We constantly hear about making our students college and career ready and equipped with 21st century skills.  However, my parents, like my students’ parents, wanted more for me.  And I want more for my own two school-aged children.  I want my children to become happy and healthy adults.  And schools — all of you — have the ability to help this become a reality by recognizing that arts education fuels the health and happiness of its students.  A mandate on your part would have a profound impact on local and global scales.

Research clearly shows a strong correlation between arts education and improvements in health and well-being.  It also shows that arts education supports learning in other content areas.  But even more importantly, arts education provides many of your students their single greatest connection to your schools.  Whether their future career is in the arts or not, the arts are often what students are passionate about, which is not surprising since making music and creating art are part of the very core of what it is to be human.

Music and the arts surround us every day, but–ironically–they are not always a vital piece of every child’s education.  By providing curricular opportunities in arts education for ALL students K-12, we encourage this connection to happen organically, which in turn strengthens our schools, cultivates established and late-blooming passions, and ultimately supports all students to experience what it is to be a fully expressive human being.

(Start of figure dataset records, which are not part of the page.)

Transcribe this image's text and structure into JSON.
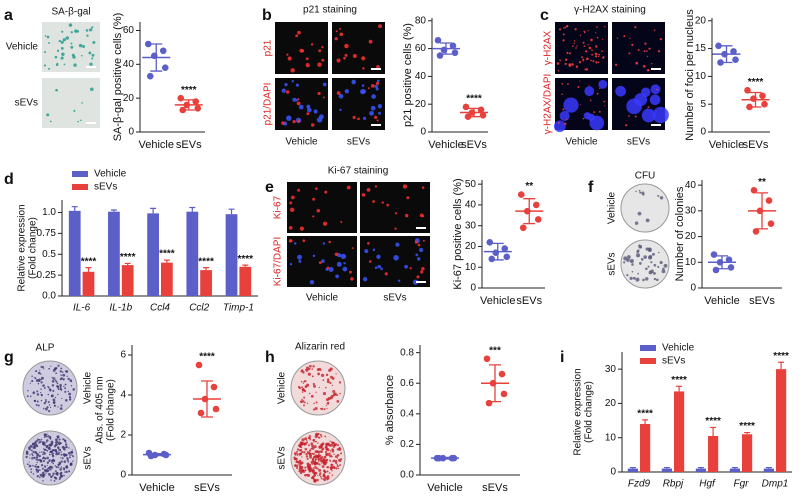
{
  "chart_data": [
    {
      "type": "dotplot",
      "label": "a",
      "image_title": "SA-β-gal",
      "image_row_labels": [
        "Vehicle",
        "sEVs"
      ],
      "ylabel": "SA-β-gal positive cells (%)",
      "ylim": [
        0,
        65
      ],
      "yticks": [
        0,
        20,
        40,
        60
      ],
      "groups": [
        {
          "name": "Vehicle",
          "color": "#5b5fc7",
          "values": [
            52,
            48,
            45,
            38,
            33
          ],
          "mean": 44,
          "sd": 8
        },
        {
          "name": "sEVs",
          "color": "#e8413c",
          "values": [
            20,
            18,
            16,
            14,
            13
          ],
          "mean": 16,
          "sd": 3
        }
      ],
      "significance": "****"
    },
    {
      "type": "dotplot",
      "label": "b",
      "image_title": "p21 staining",
      "image_row_labels": [
        "p21",
        "p21/DAPI"
      ],
      "image_col_labels": [
        "Vehicle",
        "sEVs"
      ],
      "ylabel": "p21 positive cells (%)",
      "ylim": [
        0,
        82
      ],
      "yticks": [
        0,
        20,
        40,
        60,
        80
      ],
      "groups": [
        {
          "name": "Vehicle",
          "color": "#5b5fc7",
          "values": [
            66,
            62,
            59,
            57,
            55
          ],
          "mean": 60,
          "sd": 4
        },
        {
          "name": "sEVs",
          "color": "#e8413c",
          "values": [
            18,
            16,
            14,
            12,
            11
          ],
          "mean": 14,
          "sd": 3
        }
      ],
      "significance": "****"
    },
    {
      "type": "dotplot",
      "label": "c",
      "image_title": "γ-H2AX  staining",
      "image_row_labels": [
        "γ-H2AX",
        "γ-H2AX/DAPI"
      ],
      "image_col_labels": [
        "Vehicle",
        "sEVs"
      ],
      "ylabel": "Number of foci per nucleus",
      "ylim": [
        0,
        20.5
      ],
      "yticks": [
        0,
        5,
        10,
        15,
        20
      ],
      "groups": [
        {
          "name": "Vehicle",
          "color": "#5b5fc7",
          "values": [
            15.5,
            14.5,
            14,
            13,
            12.5
          ],
          "mean": 14,
          "sd": 1.5
        },
        {
          "name": "sEVs",
          "color": "#e8413c",
          "values": [
            7.5,
            6.5,
            6,
            5,
            4.5
          ],
          "mean": 5.8,
          "sd": 1.3
        }
      ],
      "significance": "****"
    },
    {
      "type": "bar",
      "label": "d",
      "ylabel": [
        "Relative expression",
        "(Fold change)"
      ],
      "ylim": [
        0,
        1.15
      ],
      "yticks": [
        {
          "value": 0,
          "label": "0.0"
        },
        0.25,
        0.5,
        0.75,
        {
          "value": 1,
          "label": "1.0"
        }
      ],
      "categories": [
        "IL-6",
        "IL-1b",
        "Ccl4",
        "Ccl2",
        "Timp-1"
      ],
      "series": [
        {
          "name": "Vehicle",
          "color": "#5b5fc7",
          "values": [
            1.02,
            1.01,
            0.99,
            1.01,
            0.98
          ],
          "errors": [
            0.05,
            0.02,
            0.06,
            0.05,
            0.06
          ]
        },
        {
          "name": "sEVs",
          "color": "#e8413c",
          "values": [
            0.29,
            0.37,
            0.4,
            0.31,
            0.35
          ],
          "errors": [
            0.05,
            0.02,
            0.03,
            0.03,
            0.02
          ]
        }
      ],
      "annotations": [
        "****",
        "****",
        "****",
        "****",
        "****"
      ]
    },
    {
      "type": "dotplot",
      "label": "e",
      "image_title": "Ki-67 staining",
      "image_row_labels": [
        "Ki-67",
        "Ki-67/DAPI"
      ],
      "image_col_labels": [
        "Vehicle",
        "sEVs"
      ],
      "ylabel": "Ki-67 positive cells (%)",
      "ylim": [
        0,
        52
      ],
      "yticks": [
        0,
        10,
        20,
        30,
        40,
        50
      ],
      "groups": [
        {
          "name": "Vehicle",
          "color": "#5b5fc7",
          "values": [
            22,
            19,
            17,
            15,
            14
          ],
          "mean": 17.5,
          "sd": 4
        },
        {
          "name": "sEVs",
          "color": "#e8413c",
          "values": [
            45,
            40,
            37,
            33,
            29
          ],
          "mean": 37,
          "sd": 6
        }
      ],
      "significance": "**"
    },
    {
      "type": "dotplot",
      "label": "f",
      "image_title": "CFU",
      "image_row_labels": [
        "Vehicle",
        "sEVs"
      ],
      "ylabel": "Number of colonies",
      "ylim": [
        0,
        42
      ],
      "yticks": [
        0,
        10,
        20,
        30,
        40
      ],
      "groups": [
        {
          "name": "Vehicle",
          "color": "#5b5fc7",
          "values": [
            13,
            11,
            10,
            8,
            7
          ],
          "mean": 10,
          "sd": 2.5
        },
        {
          "name": "sEVs",
          "color": "#e8413c",
          "values": [
            38,
            34,
            30,
            25,
            22
          ],
          "mean": 30,
          "sd": 7
        }
      ],
      "significance": "**"
    },
    {
      "type": "dotplot",
      "label": "g",
      "image_title": "ALP",
      "image_row_labels": [
        "Vehicle",
        "sEVs"
      ],
      "ylabel": [
        "Abs. of 405 nm",
        "(Fold change)"
      ],
      "ylim": [
        0,
        6.5
      ],
      "yticks": [
        0,
        2,
        4,
        6
      ],
      "groups": [
        {
          "name": "Vehicle",
          "color": "#5b5fc7",
          "values": [
            1.1,
            1.05,
            1.0,
            1.0,
            0.95
          ],
          "mean": 1.02,
          "sd": 0.05
        },
        {
          "name": "sEVs",
          "color": "#e8413c",
          "values": [
            5.5,
            4.4,
            3.8,
            3.3,
            3.1
          ],
          "mean": 3.8,
          "sd": 0.9
        }
      ],
      "significance": "****"
    },
    {
      "type": "dotplot",
      "label": "h",
      "image_title": "Alizarin red",
      "image_row_labels": [
        "Vehicle",
        "sEVs"
      ],
      "ylabel": "% absorbance",
      "ylim": [
        0,
        0.85
      ],
      "yticks": [
        {
          "value": 0,
          "label": "0.0"
        },
        0.2,
        0.4,
        0.6,
        0.8
      ],
      "groups": [
        {
          "name": "Vehicle",
          "color": "#5b5fc7",
          "values": [
            0.11,
            0.11,
            0.11,
            0.11,
            0.11
          ],
          "mean": 0.11,
          "sd": 0.005
        },
        {
          "name": "sEVs",
          "color": "#e8413c",
          "values": [
            0.76,
            0.66,
            0.6,
            0.53,
            0.47
          ],
          "mean": 0.6,
          "sd": 0.12
        }
      ],
      "significance": "***"
    },
    {
      "type": "bar",
      "label": "i",
      "ylabel": [
        "Relative expression",
        "(Fold change)"
      ],
      "ylim": [
        0,
        35
      ],
      "yticks": [
        0,
        10,
        20,
        30
      ],
      "categories": [
        "Fzd9",
        "Rbpj",
        "Hgf",
        "Fgr",
        "Dmp1"
      ],
      "series": [
        {
          "name": "Vehicle",
          "color": "#5b5fc7",
          "values": [
            1,
            1,
            1,
            1,
            1
          ],
          "errors": [
            0.3,
            0.3,
            0.3,
            0.3,
            0.3
          ]
        },
        {
          "name": "sEVs",
          "color": "#e8413c",
          "values": [
            14,
            23.5,
            10.5,
            11,
            30
          ],
          "errors": [
            1.2,
            1.5,
            2.5,
            0.5,
            2
          ]
        }
      ],
      "annotations": [
        "****",
        "****",
        "****",
        "****",
        "****"
      ]
    }
  ]
}
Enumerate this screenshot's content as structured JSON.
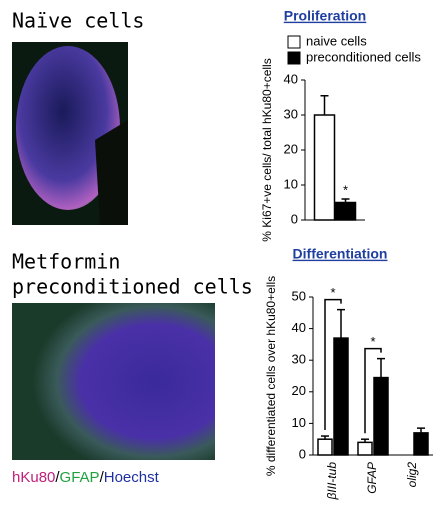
{
  "image_labels": {
    "top": "Naïve cells",
    "bottom_line1": "Metformin",
    "bottom_line2": "preconditioned cells",
    "stain_parts": [
      "hKu80",
      "/",
      "GFAP",
      "/",
      "Hoechst"
    ]
  },
  "chart_data": [
    {
      "type": "bar",
      "title": "Proliferation",
      "y_label": "% Ki67+ve cells/ total hKu80+cells",
      "categories": [
        null
      ],
      "series": [
        {
          "name": "naive cells",
          "color": "#ffffff",
          "values": [
            30
          ],
          "errors": [
            5.5
          ]
        },
        {
          "name": "preconditioned cells",
          "color": "#000000",
          "values": [
            5
          ],
          "errors": [
            1
          ]
        }
      ],
      "annotations": [
        "*"
      ],
      "ylim": [
        0,
        40
      ],
      "yticks": [
        0,
        10,
        20,
        30,
        40
      ],
      "legend": "top"
    },
    {
      "type": "bar",
      "title": "Differentiation",
      "y_label": "% differentiated cells over hKu80+ells",
      "categories": [
        "βIII-tub",
        "GFAP",
        "olig2"
      ],
      "series": [
        {
          "name": null,
          "color": "#ffffff",
          "values": [
            5,
            4,
            null
          ],
          "errors": [
            1,
            1,
            null
          ]
        },
        {
          "name": null,
          "color": "#000000",
          "values": [
            37,
            24.5,
            7
          ],
          "errors": [
            9,
            6,
            1.5
          ]
        }
      ],
      "annotations": [
        "*",
        "*"
      ],
      "ylim": [
        0,
        50
      ],
      "yticks": [
        0,
        10,
        20,
        30,
        40,
        50
      ]
    }
  ]
}
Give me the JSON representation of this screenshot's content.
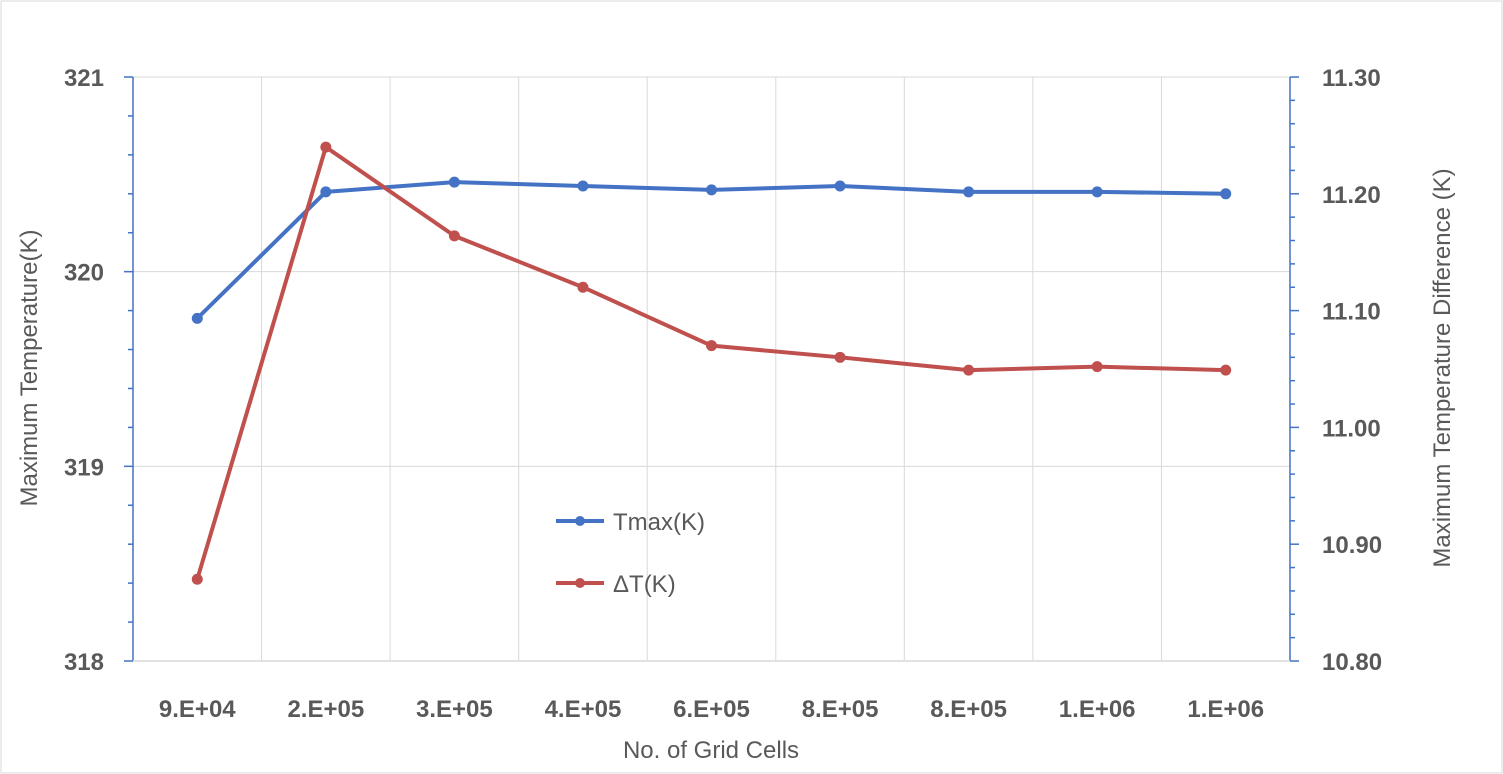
{
  "chart_data": {
    "type": "line",
    "categories": [
      "9.E+04",
      "2.E+05",
      "3.E+05",
      "4.E+05",
      "6.E+05",
      "8.E+05",
      "8.E+05",
      "1.E+06",
      "1.E+06"
    ],
    "xlabel": "No. of Grid Cells",
    "ylabel": "Maximum Temperature(K)",
    "y2label": "Maximum Temperature Difference (K)",
    "ylim": [
      318,
      321
    ],
    "y2lim": [
      10.8,
      11.3
    ],
    "yticks": [
      "318",
      "319",
      "320",
      "321"
    ],
    "y2ticks": [
      "10.80",
      "10.90",
      "11.00",
      "11.10",
      "11.20",
      "11.30"
    ],
    "grid": true,
    "legend_position": "center",
    "series": [
      {
        "name": "Tmax(K)",
        "axis": "left",
        "color": "#4472C4",
        "values": [
          319.76,
          320.41,
          320.46,
          320.44,
          320.42,
          320.44,
          320.41,
          320.41,
          320.4
        ]
      },
      {
        "name": "ΔT(K)",
        "axis": "right",
        "color": "#C0504D",
        "values": [
          10.87,
          11.24,
          11.164,
          11.12,
          11.07,
          11.06,
          11.049,
          11.052,
          11.049
        ]
      }
    ]
  }
}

Cultivating the spirit of every student means that you recognize that not every student is passionate about the two subjects our narrowing curriculum emphasizes in instructional time and budgetary resources spent.  Maybe we don’t need more standardized testing in math and ELA in order to create college and career ready 21st century skilled students, but rather more arts education in our schools in order to create happy and healthy adults who can become contributing members of society.  Quality arts education is unique in its outcomes, but shouldn’t be unique to a handful of school districts.